A recent Seeking Alpha article upgrades Arm Holdings to a Buy, citing its positioning in Agentic AI and data center royalty revenue doubling year-over-year, driven by hyperscaler adoption of ARM CPUs for AI inference. However, DeepValue's master report rates Arm a potential sell, noting the stock trades at 143x P/E with 46% of royalties still tied to mature smartphones, highlighting a valuation disconnect. The report emphasizes critical risks such as RISC-V competition, China exposure comprising 17% of revenue, and SoftBank's collateralized share sales that could pressure the stock.

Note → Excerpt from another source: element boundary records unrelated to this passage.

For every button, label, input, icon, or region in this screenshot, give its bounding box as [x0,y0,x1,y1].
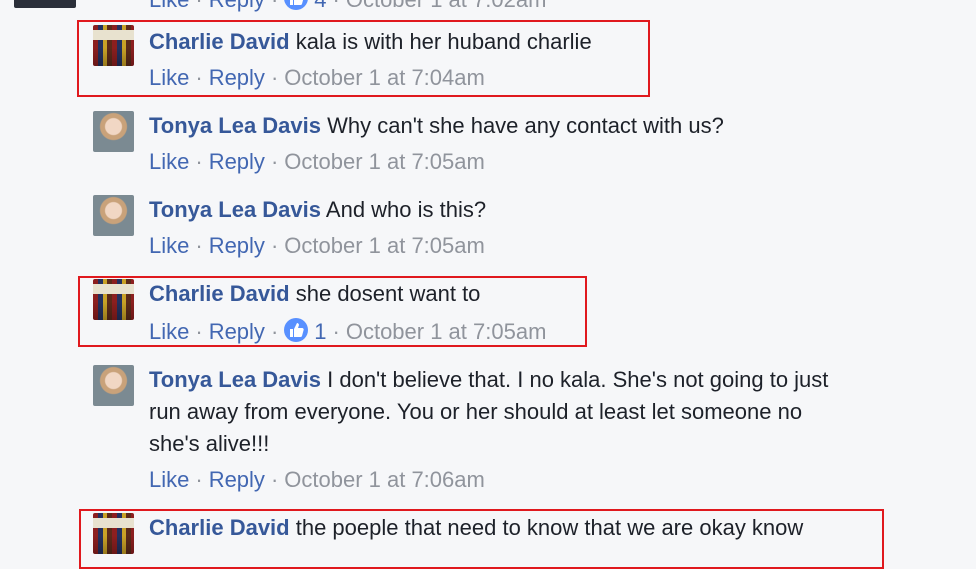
comment-actions: Like · Reply · October 1 at 7:05am [149,230,485,262]
like-link[interactable]: Like [149,319,189,344]
comment-body: Charlie David kala is with her huband ch… [149,26,592,58]
comment-text: And who is this? [325,197,487,222]
comment-body: Charlie David she dosent want to [149,278,480,310]
separator: · [189,0,208,12]
comment-text: Why can't she have any contact with us? [327,113,724,138]
comment-date[interactable]: October 1 at 7:05am [284,149,485,174]
like-link[interactable]: Like [149,65,189,90]
separator: · [332,319,340,344]
comment-text: I don't believe that. I no kala. She's n… [327,367,829,392]
comment-date[interactable]: October 1 at 7:05am [346,319,547,344]
reply-link[interactable]: Reply [209,233,265,258]
avatar[interactable] [14,0,76,8]
comment-author[interactable]: Tonya Lea Davis [149,197,321,222]
avatar[interactable] [93,279,134,320]
comment-text: the poeple that need to know that we are… [295,515,804,540]
like-link[interactable]: Like [149,233,189,258]
comment-author[interactable]: Tonya Lea Davis [149,367,321,392]
avatar[interactable] [93,195,134,236]
comment-text-line: run away from everyone. You or her shoul… [149,399,803,424]
thumbs-up-icon[interactable] [284,318,309,342]
comment-actions: Like · Reply · 1 · October 1 at 7:05am [149,316,546,348]
comment-author[interactable]: Charlie David [149,29,290,54]
comment-actions: Like·Reply·4·October 1 at 7:02am [149,0,546,16]
reply-link[interactable]: Reply [209,319,265,344]
like-link[interactable]: Like [149,0,189,12]
comment-actions: Like · Reply · October 1 at 7:06am [149,464,485,496]
reply-link[interactable]: Reply [209,149,265,174]
comment-date[interactable]: October 1 at 7:04am [284,65,485,90]
separator: · [270,319,279,344]
separator: · [195,467,203,492]
comment-actions: Like · Reply · October 1 at 7:04am [149,62,485,94]
comment-body: Tonya Lea Davis I don't believe that. I … [149,364,828,396]
avatar[interactable] [93,365,134,406]
comment-body: Tonya Lea Davis And who is this? [149,194,486,226]
separator: · [270,149,279,174]
avatar[interactable] [93,513,134,554]
like-link[interactable]: Like [149,467,189,492]
comment-body: Charlie David the poeple that need to kn… [149,512,803,544]
like-count[interactable]: 1 [314,319,326,344]
separator: · [195,149,203,174]
like-link[interactable]: Like [149,149,189,174]
thumbs-up-icon[interactable] [284,0,309,10]
separator: · [270,65,279,90]
comment-author[interactable]: Charlie David [149,281,290,306]
comment-actions: Like · Reply · October 1 at 7:05am [149,146,485,178]
separator: · [195,319,203,344]
reply-link[interactable]: Reply [209,0,265,12]
comment-text: she dosent want to [295,281,481,306]
like-count[interactable]: 4 [314,0,326,12]
avatar[interactable] [93,111,134,152]
separator: · [270,467,279,492]
comment-body: Tonya Lea Davis Why can't she have any c… [149,110,724,142]
comment-text: kala is with her huband charlie [295,29,592,54]
comment-date[interactable]: October 1 at 7:05am [284,233,485,258]
separator: · [195,233,203,258]
comment-author[interactable]: Charlie David [149,515,290,540]
separator: · [265,0,284,12]
avatar[interactable] [93,25,134,66]
separator: · [195,65,203,90]
comment-author[interactable]: Tonya Lea Davis [149,113,321,138]
reply-link[interactable]: Reply [209,65,265,90]
comment-text-line: she's alive!!! [149,431,270,456]
comment-date[interactable]: October 1 at 7:06am [284,467,485,492]
separator: · [327,0,346,12]
reply-link[interactable]: Reply [209,467,265,492]
comment-date[interactable]: October 1 at 7:02am [346,0,547,12]
separator: · [270,233,279,258]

While CSS integration aims to boost royalty rates and decouple growth from unit volume, Arm's filings warn of execution risks and channel conflicts from its own AI chip ambitions. Ultimately, the bullish AI story clashes with the company's own disclosures on concentration, cyclicality, and moat erosion, making the current price vulnerable to multiple compression.

Implication

The AI-driven data center growth is real and accelerating, but it's already priced into the stock at current multiples, leaving little room for error. Arm's move into CSS and chiplet ecosystems increases royalty per chip but also raises execution risk and potential conflicts with key licensees. High customer concentration, especially in China, exposes Arm to geopolitical and demand volatility that could quickly derail growth assumptions. SoftBank's margin loans against Arm shares create a technical overhang, where any stock decline could trigger forced sales and amplify downside pressure. Therefore, while Arm is a foundational AI player, the risk-reward is unfavorable at $110, and a more attractive entry near $85 would better account for these uncertainties.

Thesis delta

The new article reinforces the positive AI growth trajectory but does not materially shift the thesis; Arm's valuation remains stretched, smartphone royalties are a persistent headwind, and systemic risks from competition, China, and SoftBank persist unchanged. No adjustment to the cautious stance is needed, and investors should await a lower entry point for improved margin of safety.